Even before the outbound spaceship leaves from the Launch Pad, astronauts on the spaceship that appeared and remained on the Landing Pad may come out, recount their journey, and even watch the subsequent launch of their spacecraft on the nearby Launch Pad. A physical conundrum occurs, for example, if these astronauts go over to the Launch Pad and successfully interfere with the initial spacecraft launch. This would create a causal paradox that may reveal any time travel to the past to be unphysical. \citep{Hossenfelder2012} Alternatively, however, the presented scenario may proceed but the disruption event may be disallowed by the Novikov Chronology Protection Conjecture \citep{Novikov1992} – or a similarly acting physical principle. Then, try as they might, the astronauts could find that they just cannot disrupt the launch. \citep{Lloyd2011} In a different alternative, such disruption actions may be allowed were the universe to break into a sufficiently defined multiverse, with the disruption just occurring in a different branch of the multiverse \citep{Everett1957} than the one where the spacecraft initially launched. Then, life for the disrupting astronauts would continue on normally even after they disrupted the launch, even though they could remember this launch. It is not the purpose of this work, however, to review or debate causal paradoxes created by backward time travel, but rather to show how some superluminal speeds do not lead to closed-loop backward time-travel, while other speeds do, but by incorporating non-intuitive pair creation and annihilation events.

When \(v\) Diverges

Perhaps counter-intuitively, an infinite amount of backward time travel does not result when \(v\) diverges. In the general case, as \(v\) approaches infinity, the time it takes for the spacecraft to reach the planet, \(\Delta t_{out}\), approaches zero. However, Eq. (\ref{tback}) shows that the time it takes for the spacecraft to return to Earth, \(\Delta t_{back}\), does not approach negative infinity but rather \(\Delta t_{back}\sim-x_{po}u/c^{2}\). The reason for this is that, in Eq. (\ref{weq}), \(w\) only approaches \(c^{2}/u\) as \(v\) diverges, which is always superluminal and never zero. Therefore, the faster the planet is moving away from the Earth, and the further the planet is initially from the Earth, the further back in time the returning spaceship may appear on the Landing Pad.

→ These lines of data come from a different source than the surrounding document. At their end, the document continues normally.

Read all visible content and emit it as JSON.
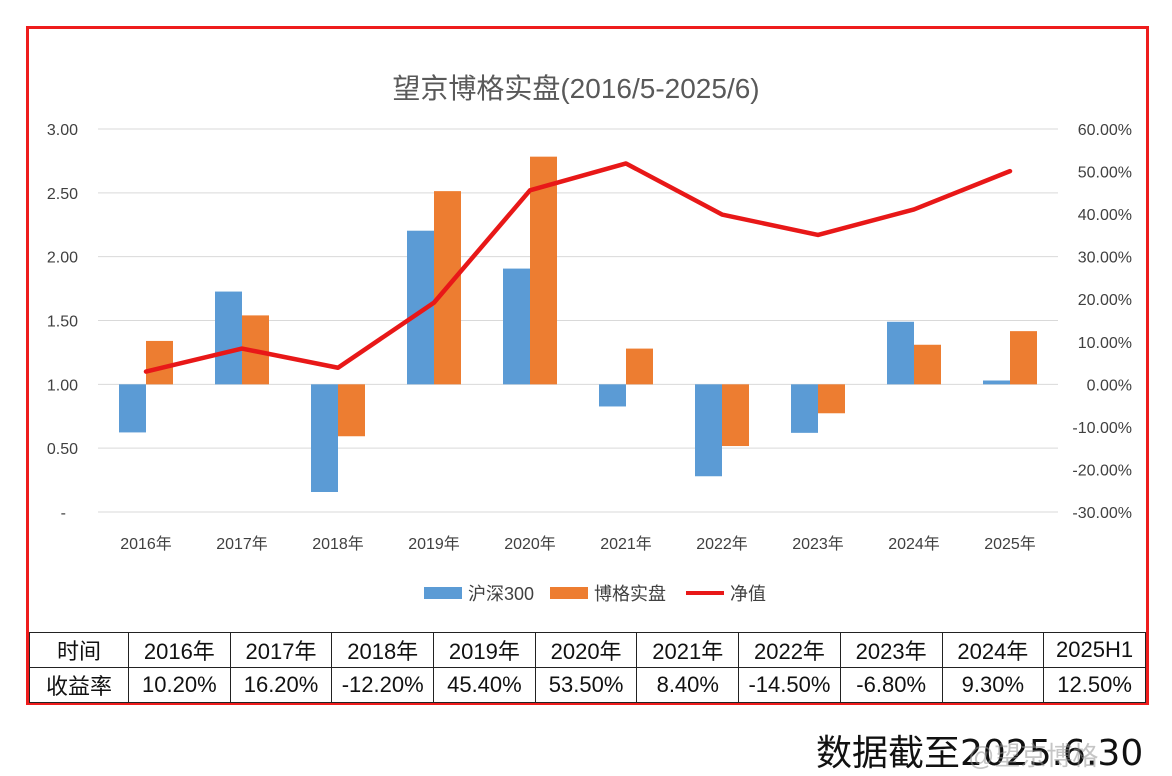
{
  "chart_data": {
    "type": "bar",
    "title": "望京博格实盘(2016/5-2025/6)",
    "categories": [
      "2016年",
      "2017年",
      "2018年",
      "2019年",
      "2020年",
      "2021年",
      "2022年",
      "2023年",
      "2024年",
      "2025年"
    ],
    "series": [
      {
        "name": "沪深300",
        "type": "bar",
        "axis": "right",
        "color": "#5b9bd5",
        "values": [
          -11.3,
          21.8,
          -25.3,
          36.1,
          27.2,
          -5.2,
          -21.6,
          -11.4,
          14.7,
          0.9
        ]
      },
      {
        "name": "博格实盘",
        "type": "bar",
        "axis": "right",
        "color": "#ed7d31",
        "values": [
          10.2,
          16.2,
          -12.2,
          45.4,
          53.5,
          8.4,
          -14.5,
          -6.8,
          9.3,
          12.5
        ]
      },
      {
        "name": "净值",
        "type": "line",
        "axis": "left",
        "color": "#e81818",
        "values": [
          1.1,
          1.28,
          1.13,
          1.64,
          2.52,
          2.73,
          2.33,
          2.17,
          2.37,
          2.67
        ]
      }
    ],
    "left_axis": {
      "min": 0,
      "max": 3,
      "step": 0.5,
      "tick_labels": [
        "-",
        "0.50",
        "1.00",
        "1.50",
        "2.00",
        "2.50",
        "3.00"
      ]
    },
    "right_axis": {
      "min": -30,
      "max": 60,
      "step": 10,
      "tick_labels": [
        "-30.00%",
        "-20.00%",
        "-10.00%",
        "0.00%",
        "10.00%",
        "20.00%",
        "30.00%",
        "40.00%",
        "50.00%",
        "60.00%"
      ]
    },
    "grid": true,
    "legend_position": "bottom"
  },
  "table": {
    "header_label": "时间",
    "row_label": "收益率",
    "years": [
      "2016年",
      "2017年",
      "2018年",
      "2019年",
      "2020年",
      "2021年",
      "2022年",
      "2023年",
      "2024年",
      "2025H1"
    ],
    "returns": [
      "10.20%",
      "16.20%",
      "-12.20%",
      "45.40%",
      "53.50%",
      "8.40%",
      "-14.50%",
      "-6.80%",
      "9.30%",
      "12.50%"
    ]
  },
  "footnote": "数据截至2025.6.30",
  "watermark": "@望京博格",
  "colors": {
    "frame": "#ee1c1c",
    "grid": "#d9d9d9"
  }
}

In the specific example, diverging \(v\) leads to a maximum backward time travel according to Eq. (\ref{tback}) of \(\Delta t_{back}=1.000\) year. The return speed \(w\) approaches 10 c. Therefore, in this scenario, the earliest a spaceship pair could appear on the Landing Pad would be \(t=-1.000\) year, one year before the outbound spaceship leaves the Launch Pad. After this, events would unfold qualitatively as described in the last section. The triple dot-dashed line in Figure \ref{superfast} describes the world line for this trip’s journey.